I also liked the design of the Romulan ship, which looked like a moving, three-dimensional production design sketch, all bold, spiky, barbed lines that seemed to have been rendered with a blunt-edged charcoal pencil; also the way Abrams sometimes cut the sound and let especially spectacular and/or scary moments play out in eerie Kubrickian silence (or with music and no sound effects). The new "Battlestar Galactica" does this sort of thing, and it doesn't do it better. I was also intrigued by the way that the film made the Jewish aspects of Vulcan culture somewhat official by subjecting the planet to a mad genocidal campaign that wiped out much of the population and dispersed the survivors in a kind of Vulcan diaspora; Spock Prime's visualization of a new homeworld for survivors sounded kind of like a Vulcan Israel. I got a big kick out of that; it's exactly the kind of spelunking into real-world historical relevance that the original series did with such panache when it was firing on all cylinders. I'd like to see more of that kind of thing in future installments, and since this one is making a shitload of money, I wouldn't be terribly surprised if the second film were more ambitious and heady than the first. As a sometime TV critic I've noticed that the second seasons of well-received shows tend to be the seasons in which the writers, producers and actors hit a creative sweet spot, taking bigger risks without becoming too full of themselves, meandering, fucking up and losing viewer faith. The best season of the original Trek was Season Two, in my opinion. I have a gut feeling this new franchise will follow that creative arc.

Todd said...

Matt: I don't know if you were an Alias fan (wouldn't blame you if you weren't), but the second season finale of that show features a lengthy one-on-one fight sequence that was better realized as an action sequence than anything here. Abrams CAN SHOOT action really well. He just didn't do so here for ... some reason.

Simon Abrams said...

*whistles*

Simon Abrams said...

I think I'm ok with the rough style of the fight scenes, because, as I said in my review, it's justifiable if you think of it as part of Rodenberry's whole "violence is a necessary evil" routine.

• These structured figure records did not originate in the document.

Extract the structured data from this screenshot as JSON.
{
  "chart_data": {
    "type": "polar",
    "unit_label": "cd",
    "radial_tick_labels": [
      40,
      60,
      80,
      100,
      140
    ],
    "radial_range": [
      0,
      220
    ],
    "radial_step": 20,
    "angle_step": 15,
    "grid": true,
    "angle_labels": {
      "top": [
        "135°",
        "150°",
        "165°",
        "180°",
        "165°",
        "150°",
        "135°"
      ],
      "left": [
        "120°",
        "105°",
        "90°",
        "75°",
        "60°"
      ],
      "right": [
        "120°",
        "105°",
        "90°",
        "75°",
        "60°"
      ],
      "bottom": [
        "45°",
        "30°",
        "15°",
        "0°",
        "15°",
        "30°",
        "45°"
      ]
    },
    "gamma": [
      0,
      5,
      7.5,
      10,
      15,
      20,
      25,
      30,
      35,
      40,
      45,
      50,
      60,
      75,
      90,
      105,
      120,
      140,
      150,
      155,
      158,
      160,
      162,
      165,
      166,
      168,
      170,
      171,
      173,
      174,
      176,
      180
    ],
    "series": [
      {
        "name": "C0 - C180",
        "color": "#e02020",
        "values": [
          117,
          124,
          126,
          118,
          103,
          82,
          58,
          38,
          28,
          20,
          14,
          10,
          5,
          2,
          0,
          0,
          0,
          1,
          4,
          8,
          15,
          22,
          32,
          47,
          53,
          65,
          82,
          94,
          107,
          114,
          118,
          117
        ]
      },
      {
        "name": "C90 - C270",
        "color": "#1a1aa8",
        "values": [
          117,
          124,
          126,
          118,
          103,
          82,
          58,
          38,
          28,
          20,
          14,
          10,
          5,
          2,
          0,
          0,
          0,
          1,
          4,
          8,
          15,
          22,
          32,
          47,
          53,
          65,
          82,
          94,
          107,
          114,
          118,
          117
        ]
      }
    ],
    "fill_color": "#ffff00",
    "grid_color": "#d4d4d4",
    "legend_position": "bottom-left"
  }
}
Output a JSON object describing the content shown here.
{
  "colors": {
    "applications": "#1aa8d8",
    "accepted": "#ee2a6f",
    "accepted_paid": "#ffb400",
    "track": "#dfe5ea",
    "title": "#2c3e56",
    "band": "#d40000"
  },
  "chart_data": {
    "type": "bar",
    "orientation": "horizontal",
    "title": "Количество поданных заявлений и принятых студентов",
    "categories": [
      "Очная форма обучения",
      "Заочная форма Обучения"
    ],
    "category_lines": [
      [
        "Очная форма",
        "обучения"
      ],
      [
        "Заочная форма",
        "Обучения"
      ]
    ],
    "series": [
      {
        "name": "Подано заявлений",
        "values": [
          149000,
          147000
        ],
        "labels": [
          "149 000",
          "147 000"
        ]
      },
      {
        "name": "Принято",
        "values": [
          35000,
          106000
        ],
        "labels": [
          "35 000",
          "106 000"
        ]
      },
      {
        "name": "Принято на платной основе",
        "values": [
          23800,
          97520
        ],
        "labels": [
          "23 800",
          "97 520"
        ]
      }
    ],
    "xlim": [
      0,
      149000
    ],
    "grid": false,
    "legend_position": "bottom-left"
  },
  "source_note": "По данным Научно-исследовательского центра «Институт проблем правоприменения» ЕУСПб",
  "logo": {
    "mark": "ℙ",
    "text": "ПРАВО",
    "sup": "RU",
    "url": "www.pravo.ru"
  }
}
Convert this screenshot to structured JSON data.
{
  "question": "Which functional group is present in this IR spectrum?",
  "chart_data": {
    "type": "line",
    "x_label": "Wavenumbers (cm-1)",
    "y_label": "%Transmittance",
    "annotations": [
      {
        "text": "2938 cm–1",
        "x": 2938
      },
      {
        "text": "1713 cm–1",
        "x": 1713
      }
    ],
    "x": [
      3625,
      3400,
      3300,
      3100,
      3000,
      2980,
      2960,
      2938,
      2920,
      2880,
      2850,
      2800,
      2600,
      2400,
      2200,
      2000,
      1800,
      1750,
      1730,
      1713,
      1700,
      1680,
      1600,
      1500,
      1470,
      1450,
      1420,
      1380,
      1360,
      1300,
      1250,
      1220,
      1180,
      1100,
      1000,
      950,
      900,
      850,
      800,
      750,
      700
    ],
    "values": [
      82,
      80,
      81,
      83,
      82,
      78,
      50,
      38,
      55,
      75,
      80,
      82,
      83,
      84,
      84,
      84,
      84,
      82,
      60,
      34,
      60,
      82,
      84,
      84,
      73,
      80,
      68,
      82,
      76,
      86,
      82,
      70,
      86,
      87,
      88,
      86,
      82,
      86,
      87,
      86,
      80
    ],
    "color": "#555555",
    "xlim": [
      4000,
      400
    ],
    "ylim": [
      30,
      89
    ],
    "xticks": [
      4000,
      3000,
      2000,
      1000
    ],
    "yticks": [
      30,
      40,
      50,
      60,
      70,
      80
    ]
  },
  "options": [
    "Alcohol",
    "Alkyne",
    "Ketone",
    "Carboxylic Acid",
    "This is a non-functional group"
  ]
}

Aesthetically, I didn't find it that hard to take either; I really enjoyed the scene where Spock wails on Kirk, for example.

Francis Urquhart said...

isn't "Kubrickian silence" just silence?

Also, pretty weak movie. It makes no sense and whenever things get slow JJA throws in a dinosaur chase or a cutesy midget alien and expects us all to coo because the characters have names we've heard of before. Much like Dark Knight, a serious critical reassessment is due once the hoopla dies down.

Matt Zoller Seitz said...

Francis: "isn't "Kubrickian silence" just silence?"

Nope.

Except for the space rescue sequence in "2001," Kubrick's silences were often accompanied by a subtle, continuous whoosh on the soundtrack that suggested the sound of air moving through the ear canals. A lot of directors have pinched this tell, to greater or lesser effect.

Juanita's Journal said...

This was such a badly written film that I'm surprised that it is also the most highly acclaimed of the summer.

It really has a terrible script. And I find it sad that so many critics were incapable of realizing just how bad it really it.